Deprenyl reduces the death of motoneurons caused by axotomy

Abstract

Deprenyl, a monoamine oxidase B inhibitor, appears to slow the progression of neurological deficits in Parkinson's disease and cognitive decline in Alzheimer's disease. The mechanisms for the slowing of the diseases are unknown. Deprenyl can reduce the death of murine substantia nigra neurons when administered after the neurons are damaged in MPTP parkinsonism by increasing the neurons' survival after they are damaged, rather than by just protecting the neurons against damage by blocking the conversion of MPTP to its active form as was previously thought. The death, of immature motoneurons after separation from their muscle targets by axotomy provides a model for assessing trophically dependent neuronal survival.
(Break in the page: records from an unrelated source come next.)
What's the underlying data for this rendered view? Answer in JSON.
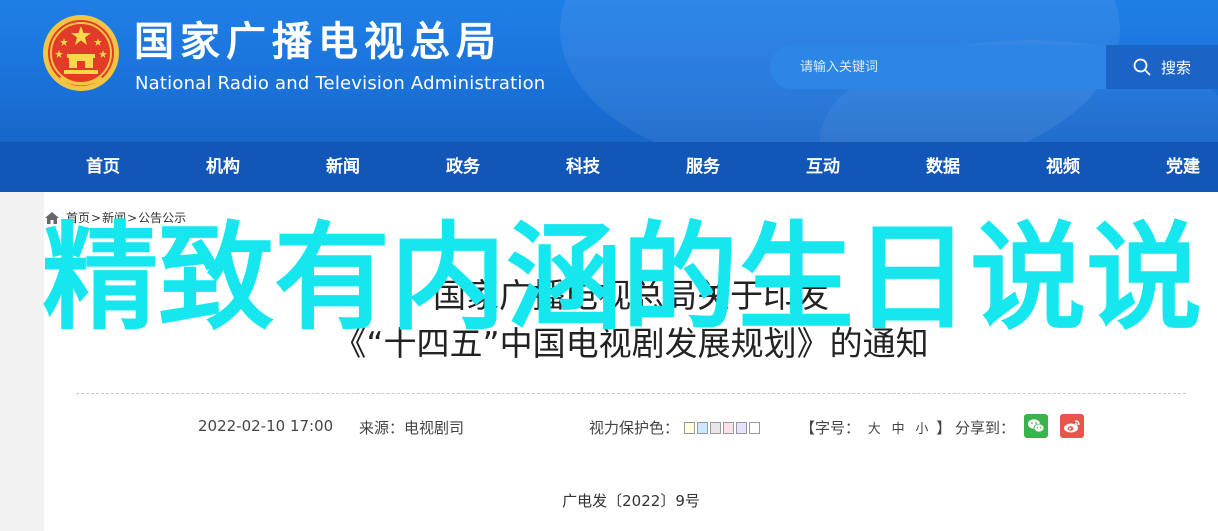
{
  "header": {
    "title": "国家广播电视总局",
    "subtitle": "National Radio and Television Administration",
    "emblem_icon": "national-emblem-icon"
  },
  "search": {
    "placeholder": "请输入关键词",
    "button_label": "搜索"
  },
  "nav": {
    "items": [
      {
        "label": "首页"
      },
      {
        "label": "机构"
      },
      {
        "label": "新闻"
      },
      {
        "label": "政务"
      },
      {
        "label": "科技"
      },
      {
        "label": "服务"
      },
      {
        "label": "互动"
      },
      {
        "label": "数据"
      },
      {
        "label": "视频"
      },
      {
        "label": "党建"
      }
    ]
  },
  "breadcrumb": {
    "home": "首页",
    "news": "新闻",
    "current": "公告公示",
    "separator": ">"
  },
  "article": {
    "title_line1": "国家广播电视总局关于印发",
    "title_line2": "《“十四五”中国电视剧发展规划》的通知",
    "datetime": "2022-02-10 17:00",
    "source": "来源：电视剧司",
    "eye_protection_label": "视力保护色：",
    "eye_colors": [
      "#ffffe0",
      "#cce8ff",
      "#e6e6e6",
      "#ffe0ea",
      "#e8e0ff",
      "#ffffff"
    ],
    "font_size_open": "【字号：",
    "font_size_large": "大",
    "font_size_medium": "中",
    "font_size_small": "小",
    "font_size_close": "】",
    "share_label": "分享到：",
    "doc_number": "广电发〔2022〕9号"
  },
  "overlay": {
    "text": "精致有内涵的生日说说"
  },
  "colors": {
    "header_blue": "#1a72d9",
    "nav_blue": "#1257b8",
    "overlay_cyan": "#16e6ee",
    "wechat_green": "#3bb34a",
    "weibo_red": "#e8554a"
  }
}
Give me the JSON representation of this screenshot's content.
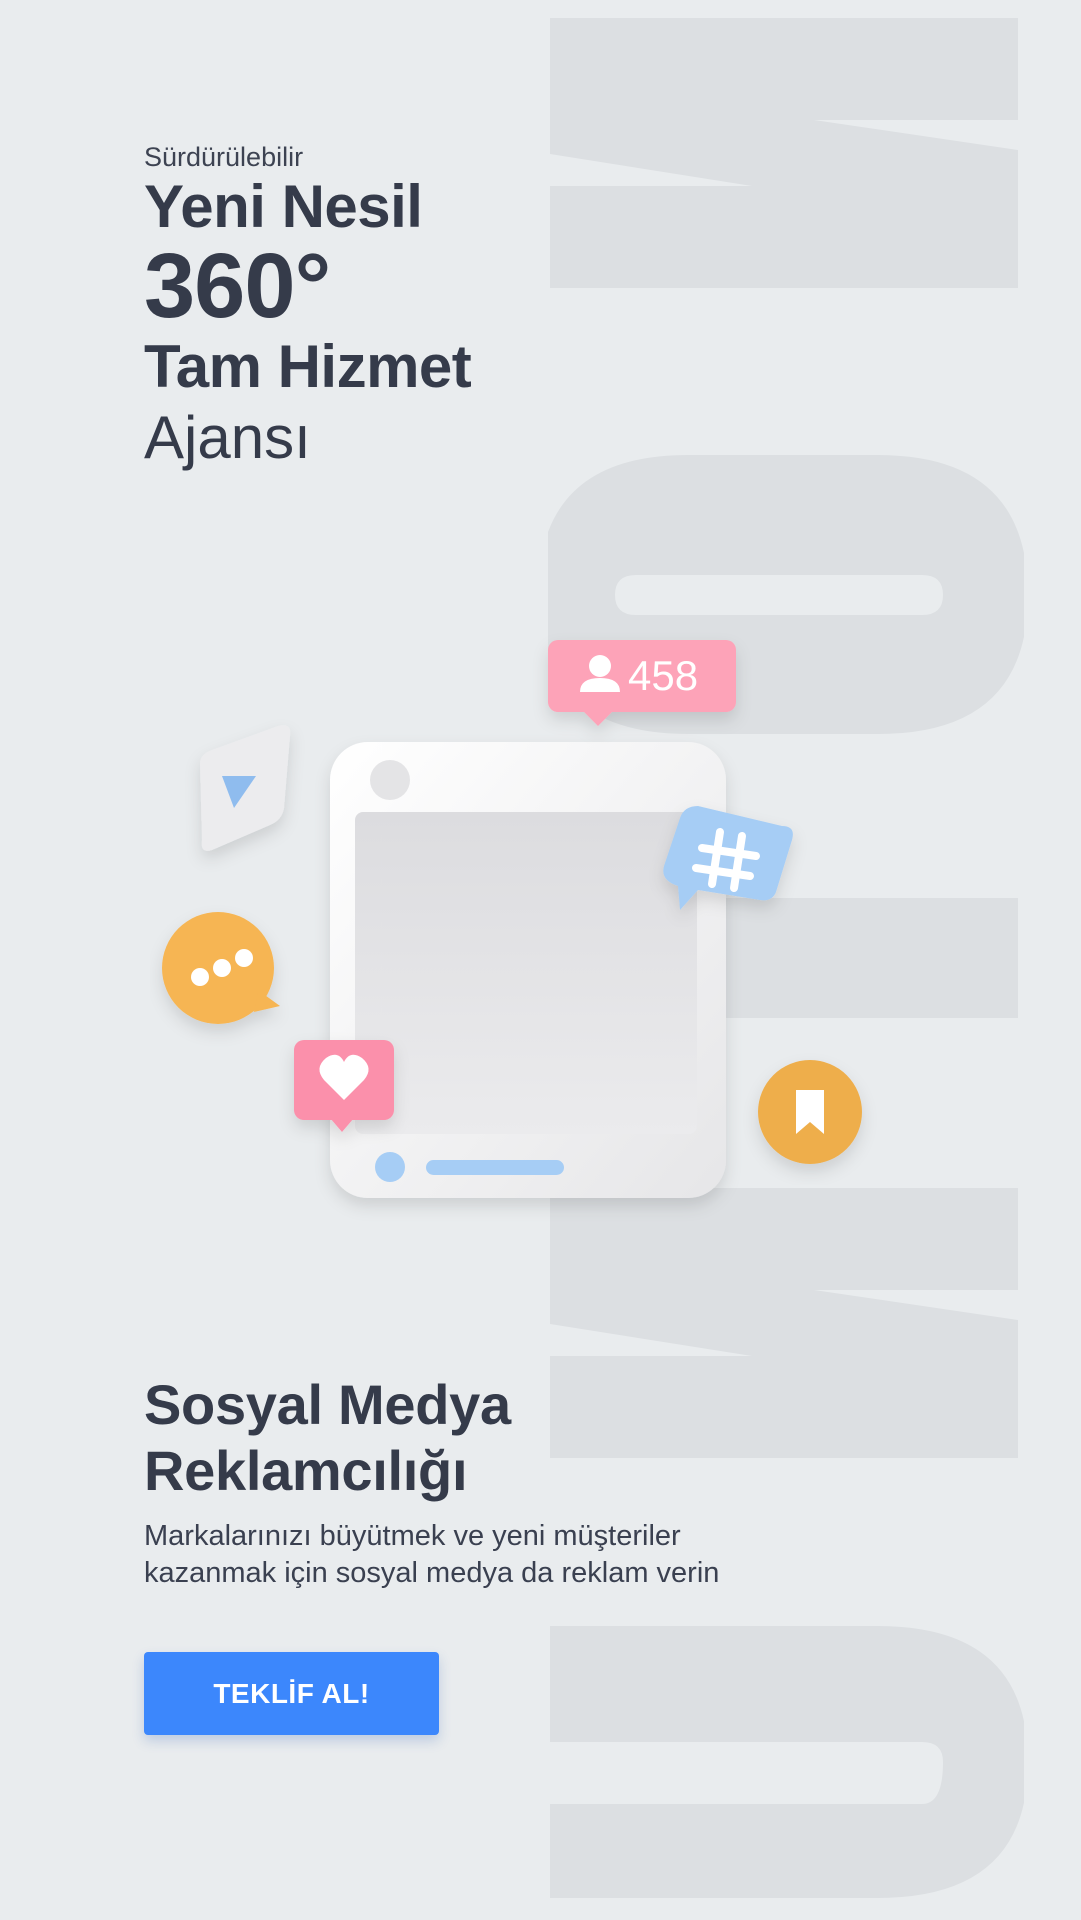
{
  "hero": {
    "eyebrow": "Sürdürülebilir",
    "line1": "Yeni Nesil",
    "line2": "360°",
    "line3": "Tam Hizmet",
    "line4": "Ajansı"
  },
  "illustration": {
    "follower_count": "458",
    "icons": [
      "play-icon",
      "chat-bubble-icon",
      "heart-icon",
      "hashtag-icon",
      "bookmark-icon",
      "user-icon"
    ]
  },
  "section": {
    "title_line1": "Sosyal Medya",
    "title_line2": "Reklamcılığı",
    "desc_line1": "Markalarınızı büyütmek ve yeni müşteriler",
    "desc_line2": "kazanmak için sosyal medya da reklam verin"
  },
  "cta": {
    "label": "TEKLİF AL!"
  },
  "colors": {
    "background": "#e9ecee",
    "text": "#353b4a",
    "accent_blue": "#3c87fc",
    "pink": "#fda3b8",
    "orange": "#f6b553",
    "light_blue": "#a6cdf5"
  }
}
To determine whether deprenyl can alter the survival of neurons other than those in the substantia nigra, we examined the survival of rat facial motoneurons after axotomy at 14 days of age. Using a combination of immunocytochemistry for choline acetyl transferase and Nissl staining, we found that deprenyl treatment (10 mg/kg every second day) increased by 2.2 times the number of motoneurons surviving 21 days after the axotomy. This finding showed that deprenyl treatment can rescue neurons other than those in the substantia nigra and can compensate in part for the loss of target‐derived trophic support caused by axotomy.